# Flammable refrigerant



## DOUG1111 (Apr 13, 2015)

About 2 years ago a lot of flammable refrigerant was being used!!! Still sold on-line 22a several brands- Please treat ALL systems like they have flammable gas. BE CAREFUL!! :furious:


----------



## Brainbucket (Mar 30, 2015)

I believe some brands, though not major brands, was propane or butane gas that was the product or the product dispersant. In other words they were using flammable gas as the refrigerant product and/or the product propellant. A lot of used car lots were using this.
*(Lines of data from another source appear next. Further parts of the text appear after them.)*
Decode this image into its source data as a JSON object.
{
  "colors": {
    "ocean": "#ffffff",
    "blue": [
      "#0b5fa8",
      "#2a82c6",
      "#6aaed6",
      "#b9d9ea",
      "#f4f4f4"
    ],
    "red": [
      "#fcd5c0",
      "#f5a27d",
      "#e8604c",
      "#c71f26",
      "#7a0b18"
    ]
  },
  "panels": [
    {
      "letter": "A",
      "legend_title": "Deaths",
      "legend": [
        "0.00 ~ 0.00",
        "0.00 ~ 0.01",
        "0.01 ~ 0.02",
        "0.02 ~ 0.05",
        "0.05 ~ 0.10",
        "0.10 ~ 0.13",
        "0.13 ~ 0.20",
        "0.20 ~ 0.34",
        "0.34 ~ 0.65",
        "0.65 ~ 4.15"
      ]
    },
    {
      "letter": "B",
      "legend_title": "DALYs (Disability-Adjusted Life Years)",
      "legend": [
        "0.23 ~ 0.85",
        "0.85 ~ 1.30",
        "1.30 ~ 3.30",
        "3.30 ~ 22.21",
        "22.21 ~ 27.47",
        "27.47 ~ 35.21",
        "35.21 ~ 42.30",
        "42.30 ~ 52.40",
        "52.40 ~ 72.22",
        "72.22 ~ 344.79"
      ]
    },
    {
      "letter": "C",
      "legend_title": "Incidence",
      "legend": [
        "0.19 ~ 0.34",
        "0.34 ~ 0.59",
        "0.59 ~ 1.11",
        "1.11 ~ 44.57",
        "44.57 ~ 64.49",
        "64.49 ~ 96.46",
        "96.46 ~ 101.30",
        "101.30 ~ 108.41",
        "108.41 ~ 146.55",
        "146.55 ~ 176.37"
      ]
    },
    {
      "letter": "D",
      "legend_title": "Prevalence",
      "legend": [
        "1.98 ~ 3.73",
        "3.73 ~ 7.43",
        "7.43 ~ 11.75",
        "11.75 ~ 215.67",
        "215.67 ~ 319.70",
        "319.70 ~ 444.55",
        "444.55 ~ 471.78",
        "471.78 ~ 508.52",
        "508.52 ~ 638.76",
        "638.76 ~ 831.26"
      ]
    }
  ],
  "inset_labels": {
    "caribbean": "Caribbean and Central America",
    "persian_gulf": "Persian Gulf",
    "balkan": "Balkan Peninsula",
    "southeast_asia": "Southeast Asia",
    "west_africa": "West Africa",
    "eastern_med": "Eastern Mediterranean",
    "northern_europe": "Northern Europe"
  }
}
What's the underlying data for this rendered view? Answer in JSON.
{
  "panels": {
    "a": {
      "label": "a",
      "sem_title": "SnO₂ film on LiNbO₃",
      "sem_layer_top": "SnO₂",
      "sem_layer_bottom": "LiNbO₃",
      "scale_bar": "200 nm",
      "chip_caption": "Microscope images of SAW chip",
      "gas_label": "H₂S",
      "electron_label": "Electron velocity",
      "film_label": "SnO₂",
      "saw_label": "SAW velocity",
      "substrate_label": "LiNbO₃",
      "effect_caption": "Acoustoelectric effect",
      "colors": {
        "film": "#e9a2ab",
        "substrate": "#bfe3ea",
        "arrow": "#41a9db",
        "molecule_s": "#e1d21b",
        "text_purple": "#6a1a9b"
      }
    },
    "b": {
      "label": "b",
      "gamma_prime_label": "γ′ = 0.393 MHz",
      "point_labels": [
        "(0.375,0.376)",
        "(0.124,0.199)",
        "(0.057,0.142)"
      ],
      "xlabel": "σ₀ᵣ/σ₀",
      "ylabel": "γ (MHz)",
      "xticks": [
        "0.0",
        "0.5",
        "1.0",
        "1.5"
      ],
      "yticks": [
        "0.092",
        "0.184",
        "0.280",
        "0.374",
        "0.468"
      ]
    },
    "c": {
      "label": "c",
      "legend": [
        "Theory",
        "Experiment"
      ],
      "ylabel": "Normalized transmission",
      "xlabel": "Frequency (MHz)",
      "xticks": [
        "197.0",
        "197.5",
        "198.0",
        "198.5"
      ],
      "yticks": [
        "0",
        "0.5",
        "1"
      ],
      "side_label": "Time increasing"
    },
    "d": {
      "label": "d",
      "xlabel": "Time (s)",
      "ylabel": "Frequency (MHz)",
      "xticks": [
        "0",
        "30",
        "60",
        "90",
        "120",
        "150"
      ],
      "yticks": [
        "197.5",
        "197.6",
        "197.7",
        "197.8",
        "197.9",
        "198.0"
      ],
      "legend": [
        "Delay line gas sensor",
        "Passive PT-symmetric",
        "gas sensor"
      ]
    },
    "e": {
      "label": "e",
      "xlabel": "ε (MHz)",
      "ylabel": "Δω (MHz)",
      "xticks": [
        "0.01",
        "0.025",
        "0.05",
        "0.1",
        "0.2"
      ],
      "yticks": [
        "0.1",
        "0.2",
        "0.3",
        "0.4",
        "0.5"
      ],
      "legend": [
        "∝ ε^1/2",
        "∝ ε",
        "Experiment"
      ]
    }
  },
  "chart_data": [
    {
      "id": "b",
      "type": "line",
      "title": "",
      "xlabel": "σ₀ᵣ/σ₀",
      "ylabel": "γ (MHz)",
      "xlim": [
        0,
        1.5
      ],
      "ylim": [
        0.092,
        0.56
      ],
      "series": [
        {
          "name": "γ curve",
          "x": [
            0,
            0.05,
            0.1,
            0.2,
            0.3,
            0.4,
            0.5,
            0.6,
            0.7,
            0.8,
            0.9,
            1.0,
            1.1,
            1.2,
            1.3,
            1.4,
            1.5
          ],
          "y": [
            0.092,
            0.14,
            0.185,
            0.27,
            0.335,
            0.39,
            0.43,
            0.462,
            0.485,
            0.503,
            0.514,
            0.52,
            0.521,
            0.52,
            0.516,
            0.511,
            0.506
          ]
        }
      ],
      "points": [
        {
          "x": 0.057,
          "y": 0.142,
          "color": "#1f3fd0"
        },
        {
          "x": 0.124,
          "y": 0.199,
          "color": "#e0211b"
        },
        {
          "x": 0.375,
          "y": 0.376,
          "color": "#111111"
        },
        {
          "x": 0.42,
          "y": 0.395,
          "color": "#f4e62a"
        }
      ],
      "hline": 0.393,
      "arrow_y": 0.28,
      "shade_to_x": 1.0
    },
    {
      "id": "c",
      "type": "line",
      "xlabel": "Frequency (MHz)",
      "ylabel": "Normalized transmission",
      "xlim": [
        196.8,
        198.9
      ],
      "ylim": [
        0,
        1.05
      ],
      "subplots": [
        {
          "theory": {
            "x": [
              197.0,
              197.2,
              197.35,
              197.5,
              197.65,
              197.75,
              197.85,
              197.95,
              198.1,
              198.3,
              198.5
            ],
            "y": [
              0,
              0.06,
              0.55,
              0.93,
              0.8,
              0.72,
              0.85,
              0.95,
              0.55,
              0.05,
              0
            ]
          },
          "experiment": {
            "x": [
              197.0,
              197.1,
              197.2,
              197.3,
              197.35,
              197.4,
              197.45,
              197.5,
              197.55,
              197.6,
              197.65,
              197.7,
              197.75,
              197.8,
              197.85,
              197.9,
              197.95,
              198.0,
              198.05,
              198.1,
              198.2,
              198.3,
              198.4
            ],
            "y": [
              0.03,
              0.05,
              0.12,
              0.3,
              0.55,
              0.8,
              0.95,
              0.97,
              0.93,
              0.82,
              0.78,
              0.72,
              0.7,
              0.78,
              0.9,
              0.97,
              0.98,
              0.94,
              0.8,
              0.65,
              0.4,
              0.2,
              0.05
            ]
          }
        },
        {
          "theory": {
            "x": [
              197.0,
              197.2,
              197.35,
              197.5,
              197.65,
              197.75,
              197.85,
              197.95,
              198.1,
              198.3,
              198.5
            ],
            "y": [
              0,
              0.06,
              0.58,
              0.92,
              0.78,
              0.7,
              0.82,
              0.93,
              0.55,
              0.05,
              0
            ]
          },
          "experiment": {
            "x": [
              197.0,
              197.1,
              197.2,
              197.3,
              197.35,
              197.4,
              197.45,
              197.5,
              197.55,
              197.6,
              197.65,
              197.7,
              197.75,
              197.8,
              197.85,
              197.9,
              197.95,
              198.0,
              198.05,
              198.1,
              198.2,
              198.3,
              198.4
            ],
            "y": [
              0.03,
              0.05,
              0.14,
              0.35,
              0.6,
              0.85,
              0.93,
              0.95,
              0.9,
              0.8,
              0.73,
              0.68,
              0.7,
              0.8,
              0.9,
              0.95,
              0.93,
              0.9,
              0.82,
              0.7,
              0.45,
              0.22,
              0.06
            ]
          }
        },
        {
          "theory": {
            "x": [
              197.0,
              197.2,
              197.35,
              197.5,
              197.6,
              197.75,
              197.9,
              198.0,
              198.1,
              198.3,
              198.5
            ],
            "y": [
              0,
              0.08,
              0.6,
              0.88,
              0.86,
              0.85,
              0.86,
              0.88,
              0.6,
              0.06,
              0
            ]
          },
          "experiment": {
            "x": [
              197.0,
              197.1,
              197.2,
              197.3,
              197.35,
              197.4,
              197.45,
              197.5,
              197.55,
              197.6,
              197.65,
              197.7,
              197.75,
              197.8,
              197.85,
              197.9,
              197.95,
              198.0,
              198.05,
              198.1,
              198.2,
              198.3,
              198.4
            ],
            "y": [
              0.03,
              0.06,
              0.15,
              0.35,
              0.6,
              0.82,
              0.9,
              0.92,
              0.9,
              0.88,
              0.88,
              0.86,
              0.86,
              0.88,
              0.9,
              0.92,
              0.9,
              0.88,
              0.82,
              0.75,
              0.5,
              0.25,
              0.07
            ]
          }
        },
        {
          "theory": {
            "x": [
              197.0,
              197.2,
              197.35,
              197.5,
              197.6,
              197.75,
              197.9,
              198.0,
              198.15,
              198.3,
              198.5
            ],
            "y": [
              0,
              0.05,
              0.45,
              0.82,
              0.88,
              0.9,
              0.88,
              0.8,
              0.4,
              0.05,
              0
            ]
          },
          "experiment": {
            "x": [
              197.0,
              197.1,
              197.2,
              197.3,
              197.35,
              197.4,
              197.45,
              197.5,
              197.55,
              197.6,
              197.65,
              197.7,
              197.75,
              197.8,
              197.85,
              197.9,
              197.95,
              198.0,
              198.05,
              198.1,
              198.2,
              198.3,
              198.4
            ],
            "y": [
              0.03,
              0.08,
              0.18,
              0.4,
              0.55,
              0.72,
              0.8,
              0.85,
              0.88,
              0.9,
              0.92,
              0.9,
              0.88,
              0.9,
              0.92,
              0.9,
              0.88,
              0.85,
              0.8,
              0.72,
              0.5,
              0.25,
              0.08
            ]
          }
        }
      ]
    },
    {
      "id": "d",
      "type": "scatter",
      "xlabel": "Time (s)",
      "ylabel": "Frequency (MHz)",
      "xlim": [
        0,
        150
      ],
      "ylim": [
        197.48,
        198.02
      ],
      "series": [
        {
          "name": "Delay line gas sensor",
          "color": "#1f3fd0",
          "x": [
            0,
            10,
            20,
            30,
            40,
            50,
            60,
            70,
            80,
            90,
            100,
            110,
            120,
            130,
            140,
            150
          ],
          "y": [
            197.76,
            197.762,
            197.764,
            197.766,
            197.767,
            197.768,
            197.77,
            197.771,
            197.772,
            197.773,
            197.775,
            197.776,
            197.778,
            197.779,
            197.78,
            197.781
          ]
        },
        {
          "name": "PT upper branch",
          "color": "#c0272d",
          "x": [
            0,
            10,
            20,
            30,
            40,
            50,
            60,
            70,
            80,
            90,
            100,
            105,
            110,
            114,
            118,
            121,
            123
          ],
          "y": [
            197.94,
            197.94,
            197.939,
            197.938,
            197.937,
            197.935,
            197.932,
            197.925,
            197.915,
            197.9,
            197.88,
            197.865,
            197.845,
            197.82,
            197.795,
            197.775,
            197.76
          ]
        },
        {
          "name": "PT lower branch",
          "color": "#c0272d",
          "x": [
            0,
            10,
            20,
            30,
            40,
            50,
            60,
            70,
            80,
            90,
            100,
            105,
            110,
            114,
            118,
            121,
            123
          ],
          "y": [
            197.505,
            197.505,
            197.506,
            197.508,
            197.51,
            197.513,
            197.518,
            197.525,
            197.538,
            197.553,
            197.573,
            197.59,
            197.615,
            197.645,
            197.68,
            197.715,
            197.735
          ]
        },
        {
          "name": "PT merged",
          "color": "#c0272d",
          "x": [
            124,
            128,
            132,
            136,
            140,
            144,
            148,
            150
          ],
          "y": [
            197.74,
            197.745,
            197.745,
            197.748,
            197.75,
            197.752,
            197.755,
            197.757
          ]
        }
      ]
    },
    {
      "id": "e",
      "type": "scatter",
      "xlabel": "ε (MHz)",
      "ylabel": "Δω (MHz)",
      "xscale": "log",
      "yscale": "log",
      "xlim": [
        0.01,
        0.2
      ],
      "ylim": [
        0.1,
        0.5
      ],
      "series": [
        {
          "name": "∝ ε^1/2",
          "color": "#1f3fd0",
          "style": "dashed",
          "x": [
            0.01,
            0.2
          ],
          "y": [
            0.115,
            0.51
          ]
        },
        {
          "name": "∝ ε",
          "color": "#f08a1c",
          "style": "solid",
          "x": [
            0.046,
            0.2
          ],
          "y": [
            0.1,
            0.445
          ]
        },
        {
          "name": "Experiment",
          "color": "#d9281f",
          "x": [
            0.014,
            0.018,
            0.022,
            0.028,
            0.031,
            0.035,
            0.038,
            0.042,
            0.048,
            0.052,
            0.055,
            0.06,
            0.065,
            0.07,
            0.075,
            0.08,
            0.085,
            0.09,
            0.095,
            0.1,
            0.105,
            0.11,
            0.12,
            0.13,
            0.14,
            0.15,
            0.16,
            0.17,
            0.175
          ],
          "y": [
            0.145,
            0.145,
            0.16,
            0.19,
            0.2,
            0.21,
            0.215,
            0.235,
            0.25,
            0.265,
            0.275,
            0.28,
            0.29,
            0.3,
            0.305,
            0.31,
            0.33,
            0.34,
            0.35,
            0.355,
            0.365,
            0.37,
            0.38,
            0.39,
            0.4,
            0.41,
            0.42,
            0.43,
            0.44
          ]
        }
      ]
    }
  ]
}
That's not good. Use the correct refrigerant for the correct application. I have a refrigerant identifier (auto) and flammable gas is an alert item on it.


----------



## kwikfishron (Mar 11, 2010)

DOUG1111 said:


> About 2 years ago a lot of flammable refrigerant was being used!!! Still sold on-line 22a several brands- Please treat ALL systems like they have flammable gas. BE CAREFUL!! :furious:


I'm guessing there's a little more to this story...Care to share?


----------



## mgp roofing (Aug 15, 2011)

Very dangerous stuff. I watched this incident unfold...from 20km away...my first thought was a A bomb! http://www.fire.org.nz/Media/News/2008/Pages/Tamahere-Icepak-Coolstore-report-released.html


----------



## briana26 (Sep 11, 2015)

That should not be used.


----------